I don’t know if someone else was making this particular mistake. I certainly find it quite tricky to describe these things with language unless I am extremely careful. I am still confused, but I do find your suggested pathway via transposons more plausible, and the story for why transposons fits into my head. I don’t think a correct story for why not epigenetic “bit-flips” currently fits properly into my head, and that correct story would have to be created in order to convince other people. Ideally, some testable predictions[1].
I don’t understand why this has to be such a dichotomy? What I hear you say is that these dynamic equilibria are too stable to be a root cause of aging. I think this is true in the case of X-inactivation[2], which is redundant across most of the X-chromosome. But as far as I can tell, the number of redundant parts that make up one “unit” that can bit-flip lies on a spectrum. Example: one methylated C is probably too unstable to encode something. But what if I have a local cluster of five of them where each one reinforces each other (because enzymes that change the methylation often check the methylation status of close-by C’s)? That’s the point of CpG islands, right? So some of these CpG islands are probably more stable than others, and some could be just stable/unstable enough to be a root cause of aging, no?

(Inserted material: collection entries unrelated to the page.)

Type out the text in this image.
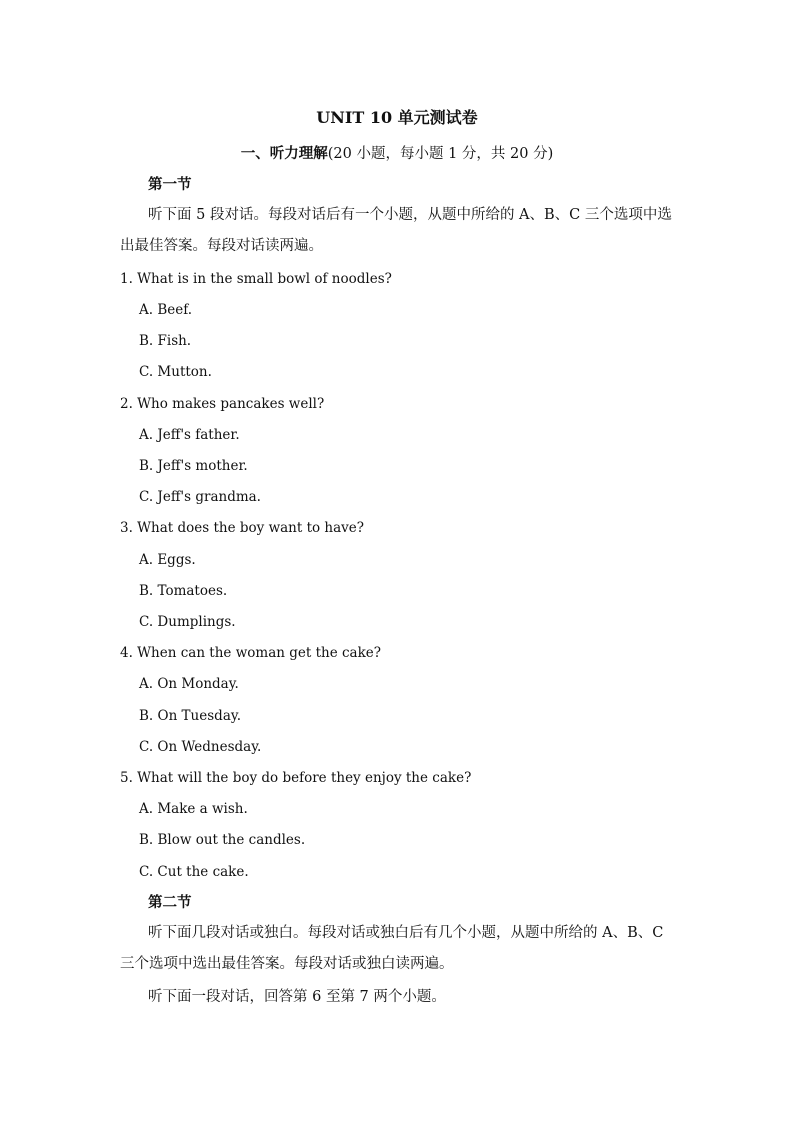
UNIT 10 单元测试卷
一、听力理解(20 小题，每小题 1 分，共 20 分)
第一节
听下面 5 段对话。每段对话后有一个小题，从题中所给的 A、B、C 三个选项中选出最佳答案。每段对话读两遍。
1. What is in the small bowl of noodles?
A. Beef.
B. Fish.
C. Mutton.
2. Who makes pancakes well?
A. Jeff's father.
B. Jeff's mother.
C. Jeff's grandma.
3. What does the boy want to have?
A. Eggs.
B. Tomatoes.
C. Dumplings.
4. When can the woman get the cake?
A. On Monday.
B. On Tuesday.
C. On Wednesday.
5. What will the boy do before they enjoy the cake?
A. Make a wish.
B. Blow out the candles.
C. Cut the cake.
第二节
听下面几段对话或独白。每段对话或独白后有几个小题，从题中所给的 A、B、C 三个选项中选出最佳答案。每段对话或独白读两遍。
听下面一段对话，回答第 6 至第 7 两个小题。
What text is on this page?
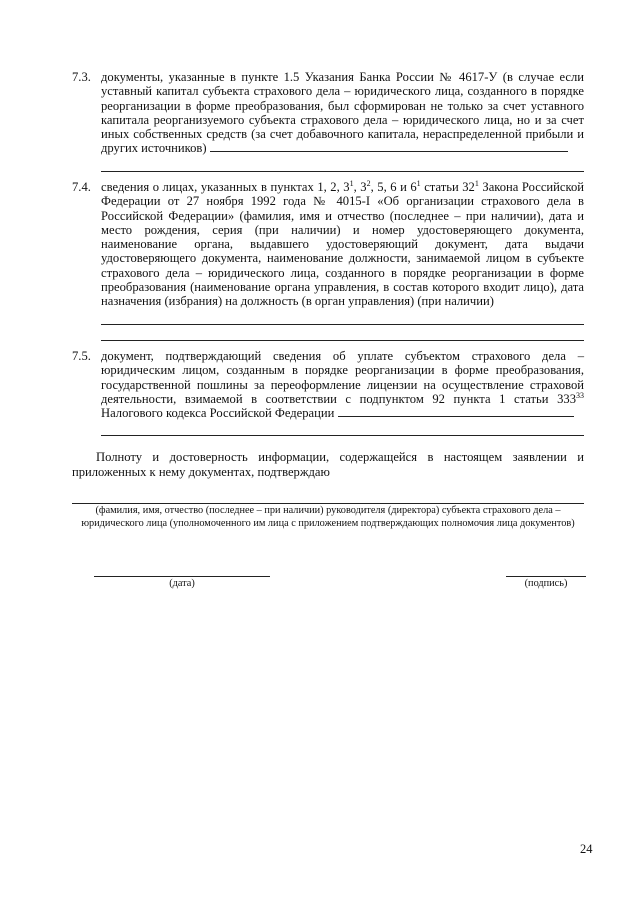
7.3. документы, указанные в пункте 1.5 Указания Банка России № 4617-У (в случае если уставный капитал субъекта страхового дела – юридического лица, созданного в порядке реорганизации в форме преобразования, был сформирован не только за счет уставного капитала реорганизуемого субъекта страхового дела – юридического лица, но и за счет иных собственных средств (за счет добавочного капитала, нераспределенной прибыли и других источников)
7.4. сведения о лицах, указанных в пунктах 1, 2, $3^1$, $3^2$, 5, 6 и $6^1$ статьи $32^1$ Закона Российской Федерации от 27 ноября 1992 года № 4015-I «Об организации страхового дела в Российской Федерации» (фамилия, имя и отчество (последнее – при наличии), дата и место рождения, серия (при наличии) и номер удостоверяющего документа, наименование органа, выдавшего удостоверяющий документ, дата выдачи удостоверяющего документа, наименование должности, занимаемой лицом в субъекте страхового дела – юридического лица, созданного в порядке реорганизации в форме преобразования (наименование органа управления, в состав которого входит лицо), дата назначения (избрания) на должность (в орган управления) (при наличии)
7.5. документ, подтверждающий сведения об уплате субъектом страхового дела – юридическим лицом, созданным в порядке реорганизации в форме преобразования, государственной пошлины за переоформление лицензии на осуществление страховой деятельности, взимаемой в соответствии с подпунктом 92 пункта 1 статьи $333^{33}$ Налогового кодекса Российской Федерации
Полноту и достоверность информации, содержащейся в настоящем заявлении и приложенных к нему документах, подтверждаю
(фамилия, имя, отчество (последнее – при наличии) руководителя (директора) субъекта страхового дела – юридического лица (уполномоченного им лица с приложением подтверждающих полномочия лица документов)
(дата)	(подпись)
24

For example, my guess would be that the transposon story and the accumulating epigenetic chaos story make different predictions about which methylations would serve as an aging clock and how well. They would also predict different things if we compare aging in different species, because transposons and mitochondria are (quite?) universal in eukaryotes, while epigenetics between eukaryotes is quite different.
My understanding is X-inactivation almost never bit-flips in adults. If it were unstable on the timescale of years, you’d sometimes see one white hair in a spot where a cat has black hair, for example. Maybe it is more common in cells with faster turnover?